When we first got married, we celebrated both Christmas and Hanukkah. In addition to the full eight nights of Hanukkah, we also hung stockings and had a tree. My kids loved it—going out to pick out the tree, collecting ornaments, decorating the tree, the whole works.
What put the kibosh on our Christmas celebration was, oddly enough, putting my two Jewish kids in Christian schools. The religious aspect at school was confusing enough; I didn’t want to add to the confusion at home. V said he wasn’t attached to having a tree, and offered to give it up. We never made much of Christmas in our home again.
For me it was a relief; for V the tree was another thing in a long list of things he’s lost since he married me.
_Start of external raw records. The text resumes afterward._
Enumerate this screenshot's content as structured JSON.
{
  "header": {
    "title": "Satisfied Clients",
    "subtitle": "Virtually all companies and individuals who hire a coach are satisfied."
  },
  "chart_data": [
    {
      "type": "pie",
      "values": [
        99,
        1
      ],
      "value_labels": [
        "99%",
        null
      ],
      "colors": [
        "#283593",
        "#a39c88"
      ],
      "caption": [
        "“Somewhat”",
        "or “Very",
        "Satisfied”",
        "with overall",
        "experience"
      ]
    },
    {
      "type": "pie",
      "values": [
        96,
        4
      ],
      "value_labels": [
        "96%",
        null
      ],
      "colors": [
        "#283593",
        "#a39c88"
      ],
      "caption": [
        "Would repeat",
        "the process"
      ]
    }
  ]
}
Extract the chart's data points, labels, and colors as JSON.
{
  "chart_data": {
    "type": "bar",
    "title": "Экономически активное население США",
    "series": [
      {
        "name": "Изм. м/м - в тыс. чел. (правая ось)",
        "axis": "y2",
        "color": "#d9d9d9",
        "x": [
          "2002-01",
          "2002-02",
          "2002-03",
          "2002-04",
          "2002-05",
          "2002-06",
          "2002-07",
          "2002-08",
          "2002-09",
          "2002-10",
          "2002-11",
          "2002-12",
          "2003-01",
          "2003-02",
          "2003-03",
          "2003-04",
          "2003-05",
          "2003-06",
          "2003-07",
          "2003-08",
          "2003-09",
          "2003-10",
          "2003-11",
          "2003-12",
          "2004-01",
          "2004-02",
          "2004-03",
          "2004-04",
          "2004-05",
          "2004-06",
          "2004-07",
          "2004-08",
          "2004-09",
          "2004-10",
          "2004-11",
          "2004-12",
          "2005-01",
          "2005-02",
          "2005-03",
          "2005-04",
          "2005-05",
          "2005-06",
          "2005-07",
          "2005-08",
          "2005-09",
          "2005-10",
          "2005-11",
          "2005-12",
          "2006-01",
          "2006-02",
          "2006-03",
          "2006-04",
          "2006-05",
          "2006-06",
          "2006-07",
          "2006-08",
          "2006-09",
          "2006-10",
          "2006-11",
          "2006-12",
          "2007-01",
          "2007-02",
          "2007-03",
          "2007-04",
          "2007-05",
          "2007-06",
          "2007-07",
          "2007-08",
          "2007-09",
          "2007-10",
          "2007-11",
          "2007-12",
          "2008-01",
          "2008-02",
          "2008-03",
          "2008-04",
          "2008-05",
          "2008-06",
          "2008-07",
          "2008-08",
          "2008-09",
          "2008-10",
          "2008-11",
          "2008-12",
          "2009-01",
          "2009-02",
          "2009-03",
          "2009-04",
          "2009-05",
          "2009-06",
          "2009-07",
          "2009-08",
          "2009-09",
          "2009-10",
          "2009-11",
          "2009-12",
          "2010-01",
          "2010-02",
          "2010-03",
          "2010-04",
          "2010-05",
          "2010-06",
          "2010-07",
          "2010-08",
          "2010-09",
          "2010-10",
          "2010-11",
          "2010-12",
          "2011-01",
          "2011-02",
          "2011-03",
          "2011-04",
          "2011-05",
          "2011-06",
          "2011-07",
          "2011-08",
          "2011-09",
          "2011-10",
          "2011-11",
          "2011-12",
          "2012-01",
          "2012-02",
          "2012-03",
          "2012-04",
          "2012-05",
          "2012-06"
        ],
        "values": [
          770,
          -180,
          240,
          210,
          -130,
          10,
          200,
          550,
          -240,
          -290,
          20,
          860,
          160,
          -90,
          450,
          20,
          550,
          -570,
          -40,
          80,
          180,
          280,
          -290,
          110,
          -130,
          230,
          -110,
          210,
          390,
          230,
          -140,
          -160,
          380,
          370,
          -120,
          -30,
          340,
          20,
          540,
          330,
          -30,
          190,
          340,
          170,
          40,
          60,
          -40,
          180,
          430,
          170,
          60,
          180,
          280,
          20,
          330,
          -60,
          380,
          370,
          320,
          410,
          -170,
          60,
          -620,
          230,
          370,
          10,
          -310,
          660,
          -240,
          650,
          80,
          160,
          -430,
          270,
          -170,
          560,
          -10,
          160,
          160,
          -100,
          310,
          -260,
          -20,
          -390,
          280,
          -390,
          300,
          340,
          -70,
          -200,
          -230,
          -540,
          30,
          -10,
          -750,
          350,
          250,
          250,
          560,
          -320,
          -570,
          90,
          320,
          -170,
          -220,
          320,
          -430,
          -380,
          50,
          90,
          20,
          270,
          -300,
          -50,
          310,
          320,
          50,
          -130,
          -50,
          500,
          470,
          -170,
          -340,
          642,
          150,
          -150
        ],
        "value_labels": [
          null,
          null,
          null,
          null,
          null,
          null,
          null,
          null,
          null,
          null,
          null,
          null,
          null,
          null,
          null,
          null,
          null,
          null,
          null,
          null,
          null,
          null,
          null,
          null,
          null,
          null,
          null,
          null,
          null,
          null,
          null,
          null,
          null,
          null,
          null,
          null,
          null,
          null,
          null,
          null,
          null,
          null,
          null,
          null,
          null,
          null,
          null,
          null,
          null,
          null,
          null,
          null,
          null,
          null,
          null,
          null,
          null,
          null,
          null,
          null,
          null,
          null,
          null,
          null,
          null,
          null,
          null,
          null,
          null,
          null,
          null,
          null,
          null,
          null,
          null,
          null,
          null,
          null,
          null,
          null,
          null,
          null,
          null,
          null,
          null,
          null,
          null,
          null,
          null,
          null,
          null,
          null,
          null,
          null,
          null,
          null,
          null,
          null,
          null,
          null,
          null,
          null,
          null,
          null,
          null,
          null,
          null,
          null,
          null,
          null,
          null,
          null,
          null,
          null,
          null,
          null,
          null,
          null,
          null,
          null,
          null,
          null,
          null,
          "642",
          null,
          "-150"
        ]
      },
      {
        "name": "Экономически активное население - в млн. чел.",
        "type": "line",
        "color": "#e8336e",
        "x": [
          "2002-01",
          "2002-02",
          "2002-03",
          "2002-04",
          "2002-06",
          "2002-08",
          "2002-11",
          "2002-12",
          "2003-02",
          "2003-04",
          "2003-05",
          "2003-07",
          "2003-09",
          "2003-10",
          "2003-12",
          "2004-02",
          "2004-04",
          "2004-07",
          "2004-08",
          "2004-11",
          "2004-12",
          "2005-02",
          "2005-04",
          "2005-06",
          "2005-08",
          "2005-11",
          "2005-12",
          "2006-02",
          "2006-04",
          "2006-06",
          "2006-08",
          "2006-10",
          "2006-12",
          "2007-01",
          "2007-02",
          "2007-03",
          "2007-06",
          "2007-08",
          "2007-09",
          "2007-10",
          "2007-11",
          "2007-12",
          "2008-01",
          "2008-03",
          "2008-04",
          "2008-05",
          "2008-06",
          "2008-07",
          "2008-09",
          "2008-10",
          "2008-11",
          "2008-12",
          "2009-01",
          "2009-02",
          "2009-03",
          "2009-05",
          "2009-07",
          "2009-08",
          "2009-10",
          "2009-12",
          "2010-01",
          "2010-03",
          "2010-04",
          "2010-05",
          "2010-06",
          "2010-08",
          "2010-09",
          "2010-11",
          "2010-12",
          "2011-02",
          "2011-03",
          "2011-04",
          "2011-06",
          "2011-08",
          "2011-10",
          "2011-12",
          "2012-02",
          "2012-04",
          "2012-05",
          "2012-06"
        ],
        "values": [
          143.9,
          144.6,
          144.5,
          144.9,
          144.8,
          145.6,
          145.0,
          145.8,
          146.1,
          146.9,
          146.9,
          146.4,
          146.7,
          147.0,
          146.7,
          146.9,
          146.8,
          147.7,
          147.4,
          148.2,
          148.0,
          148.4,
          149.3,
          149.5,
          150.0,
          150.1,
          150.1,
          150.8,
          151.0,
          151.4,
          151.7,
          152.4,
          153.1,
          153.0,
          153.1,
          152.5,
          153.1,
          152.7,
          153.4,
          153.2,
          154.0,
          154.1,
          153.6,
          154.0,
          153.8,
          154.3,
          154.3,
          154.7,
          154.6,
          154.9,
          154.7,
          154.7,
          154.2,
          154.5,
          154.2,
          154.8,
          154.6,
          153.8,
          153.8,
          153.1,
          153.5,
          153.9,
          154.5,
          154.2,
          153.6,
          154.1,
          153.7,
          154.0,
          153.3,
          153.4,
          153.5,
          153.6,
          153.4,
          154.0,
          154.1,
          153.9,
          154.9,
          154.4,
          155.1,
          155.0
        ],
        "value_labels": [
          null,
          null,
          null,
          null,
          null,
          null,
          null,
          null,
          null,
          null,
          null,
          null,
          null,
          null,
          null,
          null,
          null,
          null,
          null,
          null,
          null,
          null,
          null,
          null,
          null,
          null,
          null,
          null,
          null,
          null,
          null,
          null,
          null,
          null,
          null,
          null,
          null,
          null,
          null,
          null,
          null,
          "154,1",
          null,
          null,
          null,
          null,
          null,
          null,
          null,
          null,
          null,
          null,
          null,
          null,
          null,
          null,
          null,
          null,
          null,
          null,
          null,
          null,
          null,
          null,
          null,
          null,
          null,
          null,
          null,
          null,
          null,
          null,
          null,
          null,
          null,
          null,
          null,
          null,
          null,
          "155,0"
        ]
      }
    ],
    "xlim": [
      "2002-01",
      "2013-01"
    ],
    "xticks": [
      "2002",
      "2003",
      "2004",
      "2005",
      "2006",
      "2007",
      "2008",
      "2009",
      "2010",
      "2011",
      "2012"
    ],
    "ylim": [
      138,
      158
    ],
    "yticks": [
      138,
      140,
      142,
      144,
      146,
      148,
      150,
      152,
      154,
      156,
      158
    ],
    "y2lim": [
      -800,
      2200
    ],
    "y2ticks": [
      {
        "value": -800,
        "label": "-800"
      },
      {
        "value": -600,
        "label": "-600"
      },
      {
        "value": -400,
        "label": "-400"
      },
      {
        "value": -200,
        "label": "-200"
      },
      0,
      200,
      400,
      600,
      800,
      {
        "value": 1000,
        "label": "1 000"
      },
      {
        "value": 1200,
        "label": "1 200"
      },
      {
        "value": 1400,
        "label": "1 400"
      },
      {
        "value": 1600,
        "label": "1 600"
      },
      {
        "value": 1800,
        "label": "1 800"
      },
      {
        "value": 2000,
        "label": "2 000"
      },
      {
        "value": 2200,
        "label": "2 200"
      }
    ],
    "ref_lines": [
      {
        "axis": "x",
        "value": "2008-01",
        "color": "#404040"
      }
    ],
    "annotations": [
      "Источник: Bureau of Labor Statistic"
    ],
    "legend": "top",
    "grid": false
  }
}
Like an orderly home. Like solitude. Maybe even sanity.
V would probably insist that he is fine about all this; because for everything he’s lost, he’s gained things. A few pounds. A few laughs. The love of two step-children.
And this year he’s gained something else: my blog. For better or worse.
Not every husband would be so generous. Not everyone would accept having our life together spilled out any way I decide to spin it. V never reads what I write until he wakes up the next morning, like everyone else. He accepted this blog wih the same grace that he accepted the loss of a Christmas tree. Or the fact that I stopped making a homecooked meal every night for dinner. Or any night for dinner.
He doesn’t complain about any of that. Unlike me, V is not a complainer. In fact I think WASP does not stand for White Anglo Saxon Protestant. I think WASP stands for: What A Stoic Person. Or Without A Single Protest. That pretty much describes the attitude of my WASP husband.
So I thought I would dedicate this post in honor of what V has relinquished over the years, the tree and other traces of his Christmas past. And since I know V will read this first thing on Christmas morning, it seems perfectly in keeping with our new public/private life via blog to say: I love you. Merry Christmas.